Integration is where projects go to die. The model works. The API works. But connecting it to your authentication system, your data warehouse, your logging infrastructure, your monitoring stack, and your deployment pipeline takes longer than building the model. This is consistently the most underestimated work. At Westpac, we had a model that was “ready” for five months while the integration work ground forward.
flowchart LR
subgraph Demo["Demo Environment"]
D1[Curated data]
D2[Single user]
D3[No rate limits]
D4[Happy path only]
end
subgraph Prod["Production Reality"]
P1[Messy data at scale]
P2[Auth + security]
P3[Cost management]
P4[Monitoring + alerting]
P5[Integration + deployment]
P6[Edge cases + errors]
end
Demo -->|"Timeline x 3"| Prod
Why the Hard Part Is Never the Model
Here’s something that surprises people outside of the field. The model, the actual machine learning or the LLM, is typically 10-20% of the total effort. The rest is everything around it.
Data pipelines that reliably deliver clean data. Feature stores that serve consistent features at low latency. Monitoring that tells you when something drifts. Deployment pipelines that let you roll back quickly. Documentation so the person who inherits the system in 18 months can understand it.
At Cochlear, we spent roughly three months on the model for a recent project and nine months on everything else. That ratio isn’t unusual. It’s normal.
The industry focuses on model benchmarks and architecture papers. The real competitive advantage is in the plumbing.
The Timeline Multiplier
Take whatever timeline your team estimates for going from prototype to production. Multiply it by three. You’ll be closer to the truth.
This isn’t because your team is bad at estimating. It’s because prototypes hide complexity. You discover requirements you didn’t know about. Security review takes longer than expected. The data you assumed existed doesn’t, or it exists but in a format that requires significant transformation.

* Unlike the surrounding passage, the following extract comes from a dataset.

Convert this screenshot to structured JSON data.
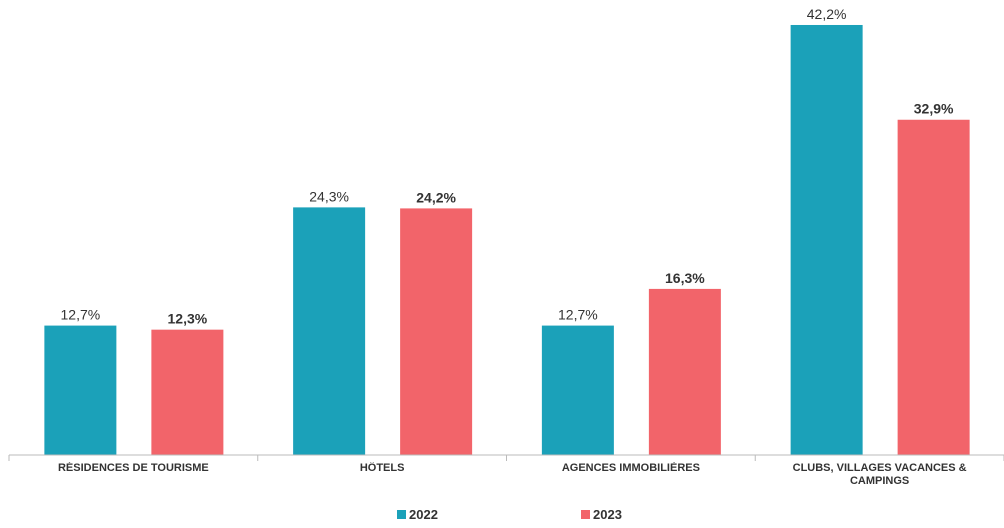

I’ve tracked this across about 15 projects over the past four years. The average actual timeline was 2.8x the original estimate. One project came in at 5x. None came in under 1.5x.
What Actually Helps
A few things have reliably shortened the gap between demo and production for my teams.
Build the deployment pipeline before the model. Start with a simple model, even a rule-based one, and get it deployed end-to-end. Prove that you can get predictions from A to B reliably. Then improve the model. This approach is less exciting but far more efficient.
Test with ugly data early. Don’t wait until production to discover your data quality issues. Get a sample of real, messy, production data and test against it in week one. If you can’t get production data, synthesize the worst cases you can imagine and test against those.
Budget for the boring stuff. When you write the project plan, allocate 60% of the time and budget to integration, monitoring, documentation, and deployment. If leadership pushes back, show them the data on project timelines. The “boring stuff” is where projects succeed or fail.
Set expectations early with stakeholders. When someone sees a demo and asks for a production timeline, be honest. Walk them through what production requires. Most senior leaders appreciate honesty far more than an optimistic timeline that slips repeatedly.
The Honest Conversation
I’ve started being much more direct with stakeholders about this gap. When a team demos something impressive, I’ll say: “This is great work. Now let’s talk about what production looks like.” Then we walk through data quality, scale, cost, security, monitoring, and support.
It’s a less exciting conversation. But it’s the one that actually matters. The organisations that ship reliable AI systems are the ones having this conversation early, not the ones chasing the high of the demo.